Now that we know the sort of “legal advice” John Yoo was giving George Bush, the question arises, “What, if anything, should Boalt Hall do about it?” Yoo has had tenure at Boalt since 1999. Tenure is revoked only under extraordinary circumstances. Are these circumstances “extraordinary” in the required sense?
Short answer: I don’t think so. But it’s complicated.
Actually, it seems to me that there are three questions here, overlapping but distinct:
1. Was Yoo’s advice bad law?
2. Did giving that advice constitute a crime?
3. If Yoo is never charged with a crime, should he be stripped of his tenure anyway?
Obviously, if the legal advice Yoo gave was sound as a matter of law, no matter how appalling morally, it would be hard to see why he should lose tenure at a law school for giving it. But assume for the moment — just as a hypothesis, mind you — that the President does not, and obviously does not, have the authority, even in wartime, to order his military or civilian subordinates to “crush the testicles of a child” or to search domestic premises at whim.
In the case of torture, which is a violation of domestic as well as international law, a legal opinion certifying the President’s possession of a power which in fact he lacks would have been an invitation to commit a crime. Of course, both the President and his subordinates could claim “advice of counsel” as a defense. The question posed by the Yoo case is “When does bad advice turn into conspiracy?”
It can’t be right to say that every time the courts overrule an OLC opinion, cutting back on some claimed Presidential power, the OLC lawyer who wrote that opinion has committed professional misconduct. Under any theory but the most extreme legal realism, it must be the case that some claims of Presidential power that are subject to legitimate dispute.
But it must equally be the case that other claims of Presidential power are clearly false: as, for example, if the President were advised that in wartime he has the emergency power to extend his own term, or to order that his opponent in a re-election contest be held incommunicado on the grounds that his campaign platform is inconsistent with the national security.

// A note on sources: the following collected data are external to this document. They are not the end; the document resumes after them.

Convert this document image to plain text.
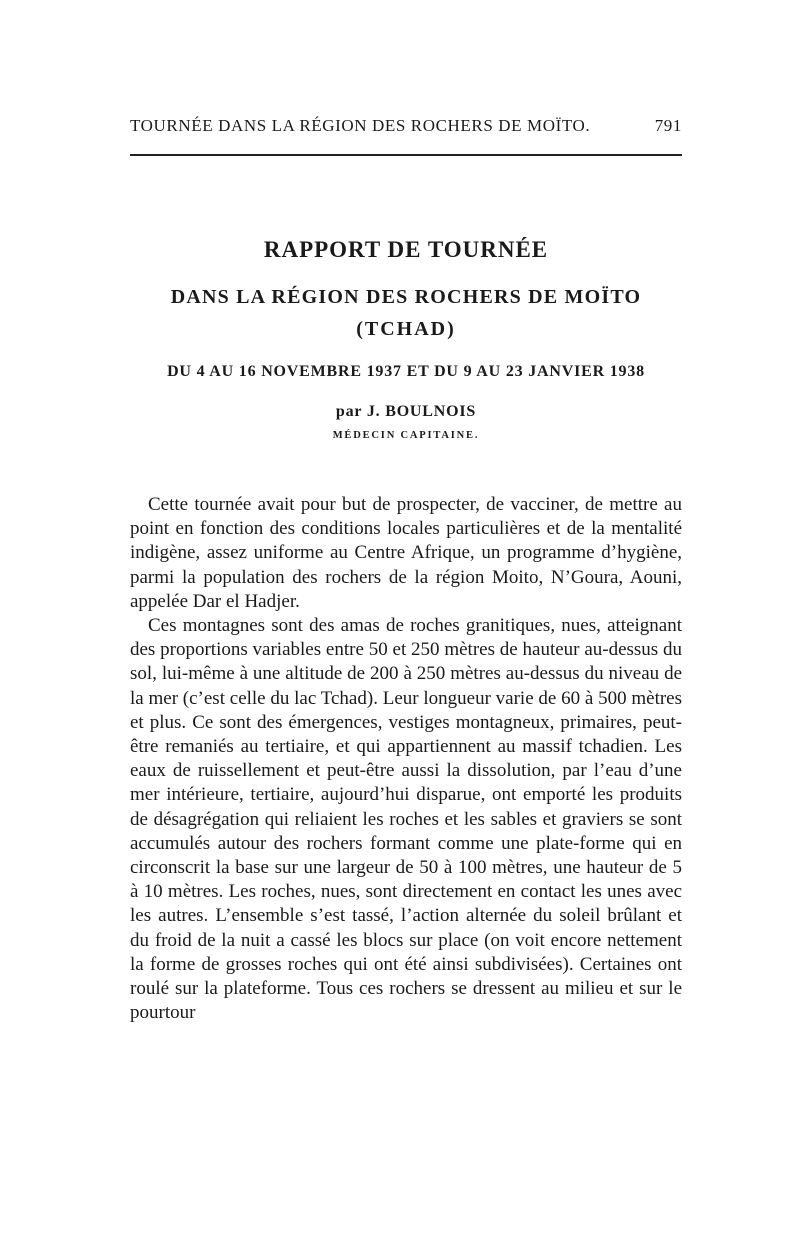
TOURNÉE DANS LA RÉGION DES ROCHERS DE MOÏTO.	791
RAPPORT DE TOURNÉE
DANS LA RÉGION DES ROCHERS DE MOÏTO
(TCHAD)
DU 4 AU 16 NOVEMBRE 1937 ET DU 9 AU 23 JANVIER 1938
par J. BOULNOIS
MÉDECIN CAPITAINE.

Cette tournée avait pour but de prospecter, de vacciner, de mettre au point en fonction des conditions locales particulières et de la mentalité indigène, assez uniforme au Centre Afrique, un programme d’hygiène, parmi la population des rochers de la région Moito, N’Goura, Aouni, appelée Dar el Hadjer.

Ces montagnes sont des amas de roches granitiques, nues, atteignant des proportions variables entre 50 et 250 mètres de hauteur au-dessus du sol, lui-même à une altitude de 200 à 250 mètres au-dessus du niveau de la mer (c’est celle du lac Tchad). Leur longueur varie de 60 à 500 mètres et plus. Ce sont des émergences, vestiges montagneux, primaires, peut-être remaniés au tertiaire, et qui appartiennent au massif tchadien. Les eaux de ruissellement et peut-être aussi la dissolution, par l’eau d’une mer intérieure, tertiaire, aujourd’hui disparue, ont emporté les produits de désagrégation qui reliaient les roches et les sables et graviers se sont accumulés autour des rochers formant comme une plate-forme qui en circonscrit la base sur une largeur de 50 à 100 mètres, une hauteur de 5 à 10 mètres. Les roches, nues, sont directement en contact les unes avec les autres. L’ensemble s’est tassé, l’action alternée du soleil brûlant et du froid de la nuit a cassé les blocs sur place (on voit encore nettement la forme de grosses roches qui ont été ainsi subdivisées). Certaines ont roulé sur la plateforme. Tous ces rochers se dressent au milieu et sur le pourtour
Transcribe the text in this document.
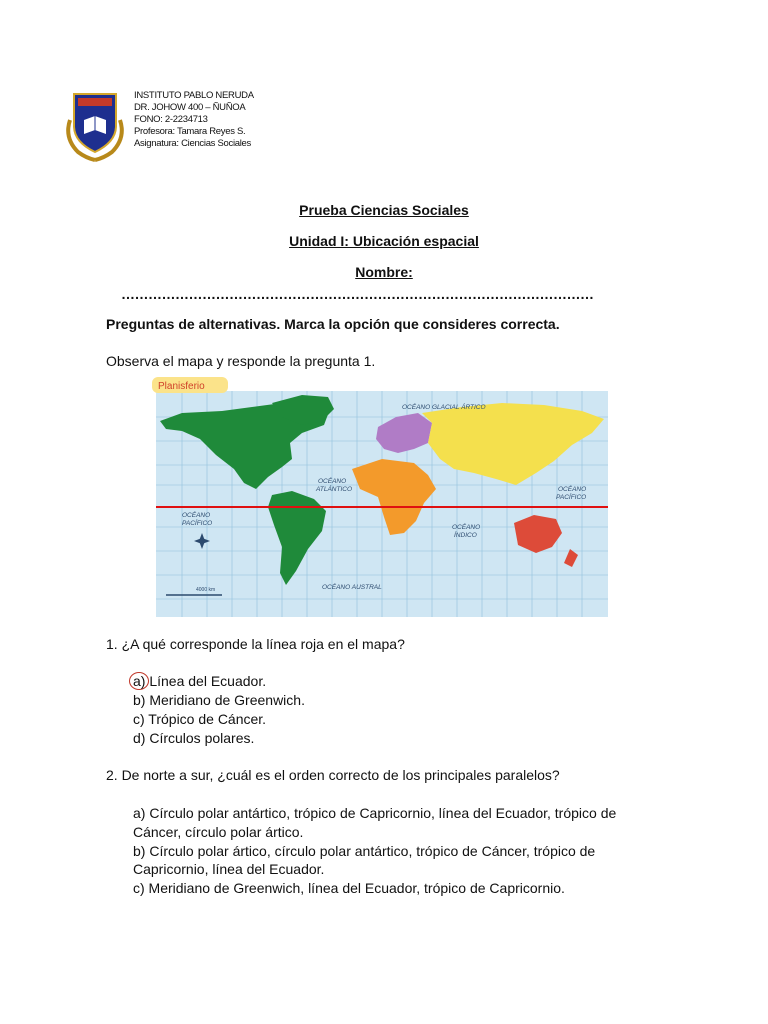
INSTITUTO PABLO NERUDA
DR. JOHOW 400 – ÑUÑOA
FONO: 2-2234713
Profesora: Tamara Reyes S.
Asignatura: Ciencias Sociales
Prueba Ciencias Sociales
Unidad I: Ubicación espacial
Nombre:
……………………………………………………………………………………………
Preguntas de alternativas. Marca la opción que consideres correcta.
Observa el mapa y responde la pregunta 1.
Planisferio
OCÉANO GLACIAL ÁRTICO
OCÉANO
ATLÁNTICO
OCÉANO
PACÍFICO
OCÉANO
PACÍFICO
OCÉANO
ÍNDICO
OCÉANO AUSTRAL
4000 km
1. ¿A qué corresponde la línea roja en el mapa?
a) Línea del Ecuador.
b) Meridiano de Greenwich.
c) Trópico de Cáncer.
d) Círculos polares.
2. De norte a sur, ¿cuál es el orden correcto de los principales paralelos?
a) Círculo polar antártico, trópico de Capricornio, línea del Ecuador, trópico de
Cáncer, círculo polar ártico.
b) Círculo polar ártico, círculo polar antártico, trópico de Cáncer, trópico de
Capricornio, línea del Ecuador.
c) Meridiano de Greenwich, línea del Ecuador, trópico de Capricornio.
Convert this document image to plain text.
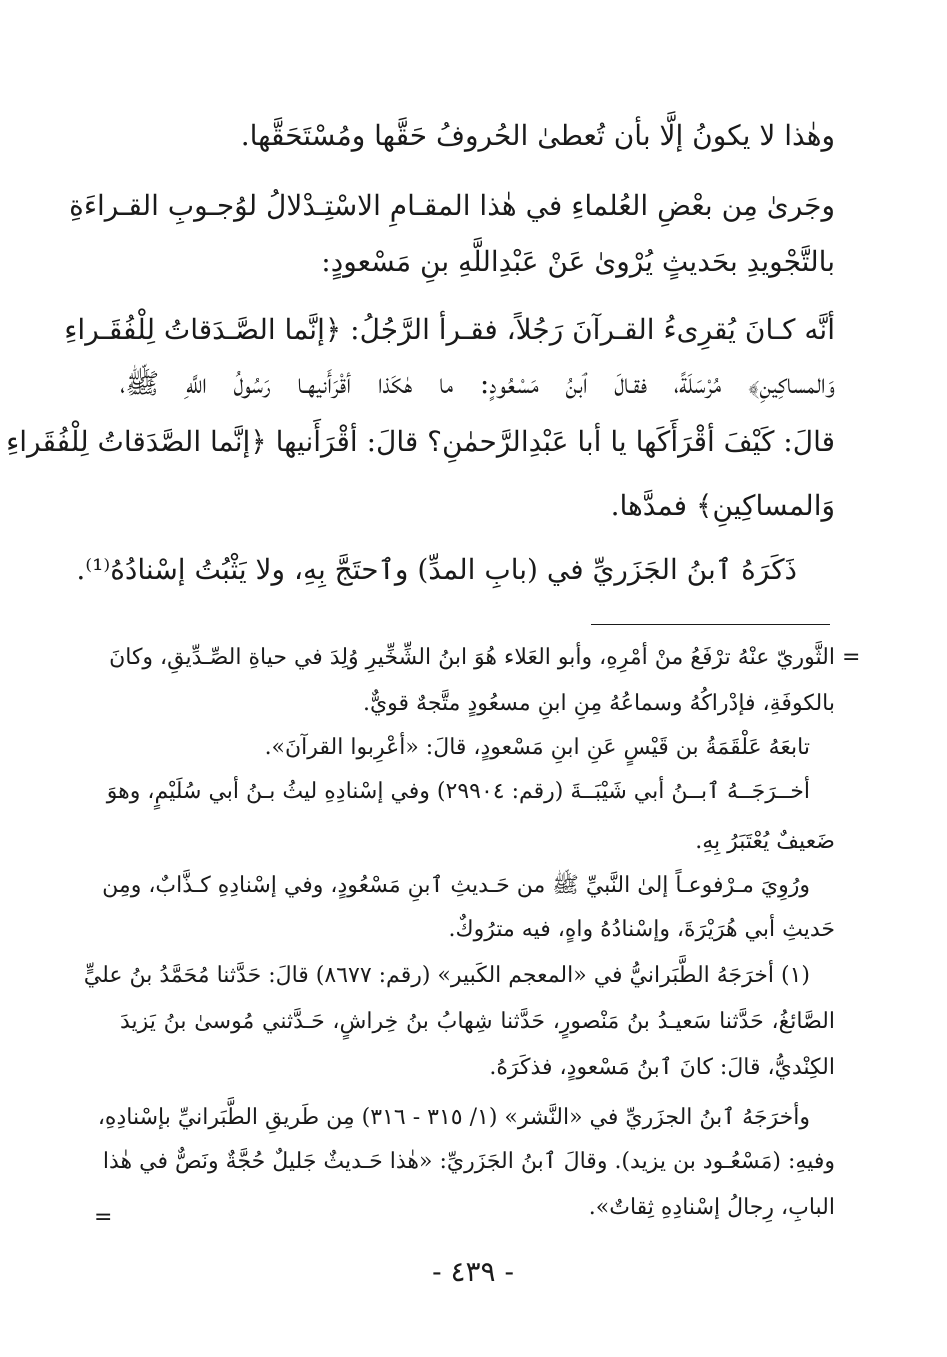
وهٰذا لا يكونُ إلَّا بأن تُعطىٰ الحُروفُ حَقَّها ومُسْتَحَقَّها.

وجَرىٰ مِن بعْضِ العُلماءِ في هٰذا المقـامِ الاسْتِـدْلالُ لوُجـوبِ القـراءَةِ

بالتَّجْويدِ بحَديثٍ يُرْوىٰ عَنْ عَبْدِاللَّهِ بنِ مَسْعودٍ:

أنَّه كـانَ يُقرِىءُ القـرآنَ رَجُلاً، فقـرأ الرَّجُلُ: ﴿إنَّما الصَّـدَقاتُ لِلْفُقَـراءِ

وَالمساكِينِ﴾ مُرْسَلَةً، فقـالَ ٱبنُ مَسْعُودٍ: ما هٰكَذا أقْرَأَنيهـا رَسُولُ اللَّهِ ﷺ،

قالَ: كَيْفَ أقْرَأَكَها يا أبا عَبْدِالرَّحمٰنِ؟ قالَ: أقْرَأَنيها ﴿إنَّما الصَّدَقاتُ لِلْفُقَراءِ

وَالمساكِينِ﴾ فمدَّها.

ذَكَرَهُ ٱبنُ الجَزَريِّ في (بابِ المدِّ) وٱحتَجَّ بِهِ، ولا يَثْبُتُ إسْنادُهُ⁽¹⁾.

=

الثَّوريّ عنْهُ ترْفَعُ منْ أمْرِهِ، وأبو العَلاء هُوَ ابنُ الشِّخِّيرِ وُلِدَ في حياةِ الصِّـدِّيقِ، وكانَ

بالكوفَةِ، فإدْراكُهُ وسماعُهُ مِنِ ابنِ مسعُودٍ متَّجهٌ قويٌّ.

تابعَهُ عَلْقَمَةُ بن قَيْسٍ عَنِ ابنِ مَسْعودٍ، قالَ: «أعْرِبوا القرآنَ».

أخــرَجَــهُ ٱبــنُ أبي شَيْبَــةَ (رقم: ٢٩٩٠٤) وفي إسْنادِهِ ليثُ بـنُ أبي سُلَيْمٍ، وهوَ

ضَعيفٌ يُعْتَبَرُ بِهِ.

ورُوِيَ مـرْفوعـاً إلىٰ النَّبيِّ ﷺ من حَـديثِ ٱبنِ مَسْعُودٍ، وفي إسْنادِهِ كـذَّابٌ، ومِن

حَديثِ أبي هُرَيْرَةَ، وإسْنادُهُ واهٍ، فيه مترُوكٌ.

(١) أخرَجَهُ الطَّبَرانيُّ في «المعجم الكَبير» (رقم: ٨٦٧٧) قالَ: حَدَّثنا مُحَمَّدُ بنُ عليٍّ

الصَّائغُ، حَدَّثنا سَعيـدُ بنُ مَنْصورٍ، حَدَّثنا شِهابُ بنُ خِراشٍ، حَـدَّثني مُوسىٰ بنُ يَزيدَ

الكِنْديُّ، قالَ: كانَ ٱبنُ مَسْعودٍ، فذكَرَهُ.

وأخرَجَهُ ٱبنُ الجزَريِّ في «النَّشر» (١/ ٣١٥ - ٣١٦) مِن طَريقِ الطَّبَرانيِّ بإسْنادِهِ،

وفيهِ: (مَسْعُـود بن يزيد). وقالَ ٱبنُ الجَزَريِّ: «هٰذا حَـديثٌ جَليلٌ حُجَّةٌ ونَصٌّ في هٰذا

البابِ، رِجالُ إسْنادِهِ ثِقاتٌ».

=
- ٤٣٩ -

The same question applies, I assume, in private law practice: somewhere there must be a line between giving aggressive legal advice and incitement to crime. And where that line is might depend not only on the position finally taken but on indicia in the opinion of good faith, or its absence. For example, if Yoo in fact wrote an opinion about Presidential power in wartime that failed to cite the Youngstown case, an outside observer might decide that he hadn’t actually been trying to arrive at a reasonable legal conclusion.
So I conclude that it wouldn’t be beyond reason to put John Yoo on trial as a facilitator of the crime of torture, either under domestic U.S. law or at some future international war crimes trial. There must be precedent on all of this. I know that some of the Nazi judges were held to account at Nuremberg, but I can’t recall what happened to the lawyers who invented the doctrine that the oral command of the Fuhrer constituted the supreme law. (And if Yoo or his supporters think that comparisons with the Nazis are unfair, he should take it back about the testicles.)
If Yoo were tried and convicted of a felony, most universities would take that as ample reason to un-tenure him. But of course it’s grossly unlikely that he will ever actually face such a charge in a court of law.
So that raises question #3: in the absence of a criminal conviction, does Yoo’s conduct warrant removal of tenure? I don’t think so.
It wasn’t committed in connection with his university duties. The act of giving advice to the President, even bad advice, isn’t obviously inconsistent with competent academic performance. For a law faculty to set itself up as the judge of whether the advice Yoo gave fell so far below professional standards as to raise questions about his scholarly credentials, and to do so in a politically-charged atmosphere, strikes me both a terrible idea on its own merits and a precedent I’d hate to see established.
So, strange as it seems, I’m inclined to think that John Yoo belongs in prison (along with his client) but not to think that in the absence of a conviction he ought to be stripped of tenure.
Of course, that’s not to say that Yoo’s colleagues at Boalt have any obligation to give him collegial assistance in his scholarly work, have lunch with him, or even acknowledge his presence. I think the appropriate treatment is called “being sent to Coventry.”